Dozens of opposition fighters, troops die in Syria's raging battles
A battle on the outskirts of the northern city of Raqa, near the Turkish border, killed 26 oppostion fighters on Saturday, a watchdog reported.
“Fierce clashes pitting rebel fighters from several battalions against regular troops have raged since dawn on the outskirts of Raqa city,” AFP news agency reported, citing the Syrian Observatory for Human Rights.
“Army troops shelled several city neighborhoods, as well as the outskirts, while the clashes left dozens of troops and rebels dead,” the Britain-based group said without giving exact numbers.
“Explosions could be heard in the city, and towers of smoke could be seen rising into the sky.”
Both the Observatory and activists in Raqa said the army was using helicopters to strafe rebels in some parts of the city, in a rare escalation of violence in the provincial capital.

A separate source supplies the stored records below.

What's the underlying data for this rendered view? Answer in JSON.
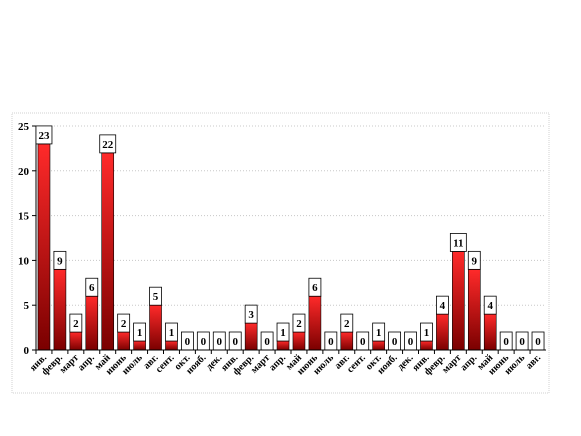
{
  "chart_data": {
    "type": "bar",
    "title": "",
    "xlabel": "",
    "ylabel": "",
    "ylim": [
      0,
      25
    ],
    "yticks": [
      0,
      5,
      10,
      15,
      20,
      25
    ],
    "grid": true,
    "legend": "none",
    "colors": {
      "bar_top": "#ff2a2a",
      "bar_bottom": "#7a0000",
      "label_box": "#ffffff",
      "plot_border": "#bdbdbd"
    },
    "categories": [
      "янв.",
      "февр.",
      "март",
      "апр.",
      "май",
      "июнь",
      "июль",
      "авг.",
      "сент.",
      "окт.",
      "нояб.",
      "дек.",
      "янв.",
      "февр.",
      "март",
      "апр.",
      "май",
      "июнь",
      "июль",
      "авг.",
      "сент.",
      "окт.",
      "нояб.",
      "дек.",
      "янв.",
      "февр.",
      "март",
      "апр.",
      "май",
      "июнь",
      "июль",
      "авг."
    ],
    "values": [
      23,
      9,
      2,
      6,
      22,
      2,
      1,
      5,
      1,
      0,
      0,
      0,
      0,
      3,
      0,
      1,
      2,
      6,
      0,
      2,
      0,
      1,
      0,
      0,
      1,
      4,
      11,
      9,
      4,
      0,
      0,
      0
    ]
  }
}
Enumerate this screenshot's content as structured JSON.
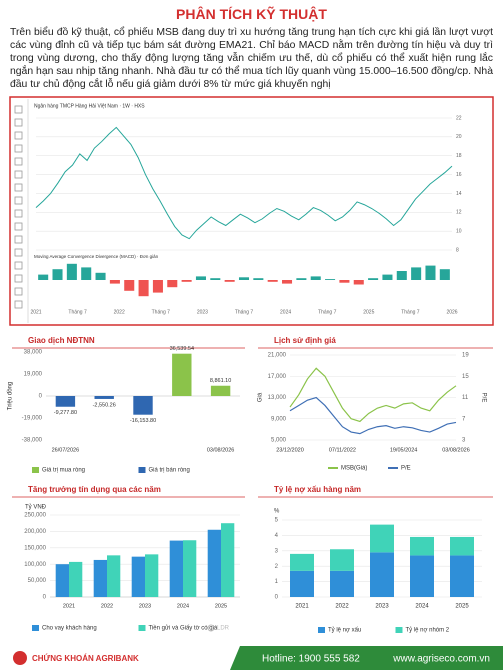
{
  "header": {
    "title": "PHÂN TÍCH KỸ THUẬT"
  },
  "body": {
    "paragraph": "Trên biểu đồ kỹ thuật, cổ phiếu MSB đang duy trì xu hướng tăng trung hạn tích cực khi giá lần lượt vượt các vùng đỉnh cũ và tiếp tục bám sát đường EMA21. Chỉ báo MACD nằm trên đường tín hiệu và duy trì trong vùng dương, cho thấy động lượng tăng vẫn chiếm ưu thế, dù cổ phiếu có thể xuất hiện rung lắc ngắn hạn sau nhịp tăng nhanh. Nhà đầu tư có thể mua tích lũy quanh vùng 15.000–16.500 đồng/cp. Nhà đầu tư chủ động cắt lỗ nếu giá giảm dưới 8% từ mức giá khuyến nghị"
  },
  "chart_data": [
    {
      "type": "line",
      "title": "Ngân hàng TMCP Hàng Hải Việt Nam · 1W · HXS",
      "color": "#26a69a",
      "yaxis_position": "right",
      "values": [
        12.5,
        13.2,
        14.0,
        15.1,
        16.3,
        17.0,
        18.2,
        17.5,
        18.8,
        19.5,
        20.3,
        21.0,
        20.1,
        19.2,
        17.8,
        16.0,
        14.5,
        13.2,
        11.8,
        10.5,
        9.6,
        9.2,
        10.1,
        10.8,
        11.5,
        11.0,
        10.6,
        11.2,
        11.8,
        11.4,
        10.9,
        11.3,
        11.9,
        12.4,
        12.1,
        11.6,
        11.2,
        11.8,
        12.5,
        12.2,
        11.7,
        11.1,
        11.5,
        12.2,
        13.1,
        12.8,
        12.4,
        11.9,
        11.3,
        10.6,
        11.2,
        12.3,
        13.4,
        14.2,
        15.0,
        15.6,
        16.2,
        16.9
      ],
      "ylim": [
        8,
        22
      ],
      "yticks": [
        8,
        10,
        12,
        14,
        16,
        18,
        20,
        22
      ],
      "grid": true,
      "xtick_labels": [
        "2021",
        "Tháng 7",
        "2022",
        "Tháng 7",
        "2023",
        "Tháng 7",
        "2024",
        "Tháng 7",
        "2025",
        "Tháng 7",
        "2026"
      ],
      "macd_title": "Moving Average Convergence Divergence (MACD) · Đơn giản",
      "macd_values": [
        0.3,
        0.6,
        0.9,
        0.7,
        0.4,
        -0.2,
        -0.6,
        -0.9,
        -0.7,
        -0.4,
        -0.1,
        0.2,
        0.1,
        -0.1,
        0.15,
        0.1,
        -0.1,
        -0.2,
        0.1,
        0.2,
        0.05,
        -0.15,
        -0.25,
        0.1,
        0.3,
        0.5,
        0.7,
        0.8,
        0.6
      ],
      "macd_lim": [
        -1,
        1
      ],
      "positive_color": "#26a69a",
      "negative_color": "#ef5350"
    },
    {
      "type": "bar",
      "title": "Giao dịch NĐTNN",
      "y_label": "Triệu đồng",
      "categories": [
        "26/07/2026",
        null,
        null,
        null,
        "03/08/2026"
      ],
      "values": [
        -9277.8,
        -2550.26,
        -16153.8,
        36539.54,
        8861.1
      ],
      "value_labels": [
        "-9,277.80",
        "-2,550.26",
        "-16,153.80",
        "36,539.54",
        "8,861.10"
      ],
      "ylim": [
        -38000,
        38000
      ],
      "yticks": [
        {
          "value": -38000,
          "label": "-38,000"
        },
        {
          "value": -19000,
          "label": "-19,000"
        },
        0,
        {
          "value": 19000,
          "label": "19,000"
        },
        {
          "value": 38000,
          "label": "38,000"
        }
      ],
      "positive_color": "#8bc34a",
      "negative_color": "#2f67b1",
      "legend": [
        {
          "name": "Giá trị mua ròng",
          "color": "#8bc34a"
        },
        {
          "name": "Giá trị bán ròng",
          "color": "#2f67b1"
        }
      ]
    },
    {
      "type": "line",
      "title": "Lịch sử định giá",
      "y_label": "Giá",
      "y2_label": "P/E",
      "categories": [
        "23/12/2020",
        null,
        null,
        null,
        null,
        null,
        "07/11/2022",
        null,
        null,
        null,
        null,
        null,
        null,
        "19/05/2024",
        null,
        null,
        null,
        null,
        null,
        "03/08/2026"
      ],
      "series": [
        {
          "name": "MSB(Giá)",
          "color": "#8bc34a",
          "values": [
            11200,
            13500,
            16500,
            18500,
            17000,
            14000,
            11000,
            9000,
            8500,
            10000,
            11000,
            11500,
            11000,
            11800,
            12000,
            11000,
            10500,
            12500,
            14000,
            15200
          ]
        },
        {
          "name": "P/E",
          "color": "#3f6fb5",
          "axis": "y2",
          "values": [
            8.5,
            9.5,
            10.5,
            11,
            9.5,
            7.5,
            5.5,
            4.5,
            4.2,
            5,
            5.5,
            5.7,
            5.2,
            5.5,
            5.3,
            4.8,
            4.5,
            5.2,
            6,
            6.3
          ]
        }
      ],
      "ylim": [
        5000,
        21000
      ],
      "yticks": [
        {
          "value": 5000,
          "label": "5,000"
        },
        {
          "value": 9000,
          "label": "9,000"
        },
        {
          "value": 13000,
          "label": "13,000"
        },
        {
          "value": 17000,
          "label": "17,000"
        },
        {
          "value": 21000,
          "label": "21,000"
        }
      ],
      "y2lim": [
        3,
        19
      ],
      "y2ticks": [
        3,
        7,
        11,
        15,
        19
      ],
      "grid": true
    },
    {
      "type": "bar",
      "title": "Tăng trưởng tín dụng qua các năm",
      "y_label": "Tỷ VNĐ",
      "categories": [
        "2021",
        "2022",
        "2023",
        "2024",
        "2025"
      ],
      "series": [
        {
          "name": "Cho vay khách hàng",
          "color": "#2f8fd8",
          "values": [
            100000,
            113000,
            123000,
            172000,
            205000
          ]
        },
        {
          "name": "Tiền gửi và Giấy tờ có giá",
          "color": "#40d3b8",
          "values": [
            107000,
            127000,
            130000,
            173000,
            225000
          ]
        }
      ],
      "hidden_legend": "LDR",
      "ylim": [
        0,
        250000
      ],
      "yticks": [
        0,
        {
          "value": 50000,
          "label": "50,000"
        },
        {
          "value": 100000,
          "label": "100,000"
        },
        {
          "value": 150000,
          "label": "150,000"
        },
        {
          "value": 200000,
          "label": "200,000"
        },
        {
          "value": 250000,
          "label": "250,000"
        }
      ],
      "grid": true
    },
    {
      "type": "stacked_bar",
      "title": "Tỷ lệ nợ xấu hàng năm",
      "y_label": "%",
      "categories": [
        "2021",
        "2022",
        "2023",
        "2024",
        "2025"
      ],
      "series": [
        {
          "name": "Tỷ lệ nợ xấu",
          "color": "#2f8fd8",
          "values": [
            1.7,
            1.7,
            2.9,
            2.7,
            2.7
          ]
        },
        {
          "name": "Tỷ lệ nợ nhóm 2",
          "color": "#40d3b8",
          "values": [
            1.1,
            1.4,
            1.8,
            1.2,
            1.2
          ]
        }
      ],
      "ylim": [
        0,
        5
      ],
      "yticks": [
        0,
        1,
        2,
        3,
        4,
        5
      ],
      "grid": true
    }
  ],
  "footer": {
    "brand": "CHỨNG KHOÁN AGRIBANK",
    "hotline": "Hotline: 1900 555 582",
    "website": "www.agriseco.com.vn"
  }
}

Raqa city is strategically located near Syria’s northern border with Turkey. Residents say it has become home to thousands of people forced to flee their homes in other war-torn parts of Syria.
Al-Nusra Front
Syrian troops retook on Friday a checkpoint on the northeastern border with Syria, captured a day earlier by Jihadist fighters of al-Nusra Front, the Syrian Observatory for Human Rights said on Friday.
The rebels had overrun the post at Yaarubiyeh in oil-rich Hassakeh province on Thursday after fierce clashes, the Britain-based Observatory said.
“Government forces succeeded in retaking the Yaarubiyeh crossing less than 24 hours after it was taken by fighters from the Al-Nusra Front” and other rebel elements, the Observatory said.
They also “captured half of the city of Yaarubiyeh,” it added.
Four wounded Syrian regime soldiers are being treated at a north Iraq hospital after clashes with rebels on the Syrian side of the border, the Iraqi defence ministry's spokesman said on Saturday.
"Four wounded Syrian soldiers were moved to Rabia Hospital, which is close to the Yaarubiyeh border crossing" from Syria into Iraq's Nineveh province, Mohammed al-Askari told AFP by telephone.
Al-Nusra Front, an increasingly influential factor in Syria’s conflict, also took control of the nearby town of Shaddadeh and surrounding villages in mid-February.
The border crossing was controlled by rebel forces last year before the army recaptured it.
Al-Nusra Front first gained notoriety for its suicide bombings in Syria’s main cities and has evolved into a strong fighting force leading attacks on battlefronts throughout the country.
Its tactics and suspected affiliation to al-Qaeda’s offshoot in Iraq have landed it on the U.S. list of terrorist organizations.
Rebels of the mainstream Free Syrian Army have (FSA) told AFP news agency that al-Nusra fighters, despite their small numbers, have greater economic and logistical support than other insurgents and funding from abroad.
The jihadist group targets strategic points mainly in eastern Syria, including oil and gas facilities, and draws recruits from the local population by paying them a salary.
It aspires to create an Islamic state in Syria, whose regime accuses Saudi Arabia and Qatar of financing Islamist fighters in the two-year-old conflict that the U.N. says has killed at least 70,000 people.
On Friday, Iraqi forces opened fire on Syria shelling the positions of the FSA days after Iraqi Prime Minister Nouri al-Maliki warned that a victory of the Syrian opposition would spread chaos in the region.
An Al Arabiya correspondent near the Syrian-Iraqi border reported that Iraqi snipers took up positions on buildings near the Rebiya crossing while others forces shelled the positions of the Free Syrian Army.
The correspondent said that large reinforcements were being deployed by the Maliki government in Baghdad near the Syrian borders.
On Wednesday, Maliki warned if victory by Syrian rebels will spark sectarian wars in his own country and in Lebanon and will create a new haven for al-Qaeda that would destabilize the region.
“Neither the opposition nor the regime can finish each other off,” he said. “If the opposition is victorious, there will be a civil war in Lebanon, divisions in Jordan and a sectarian war in Iraq,” Maliki said in an interview with the Associated Press.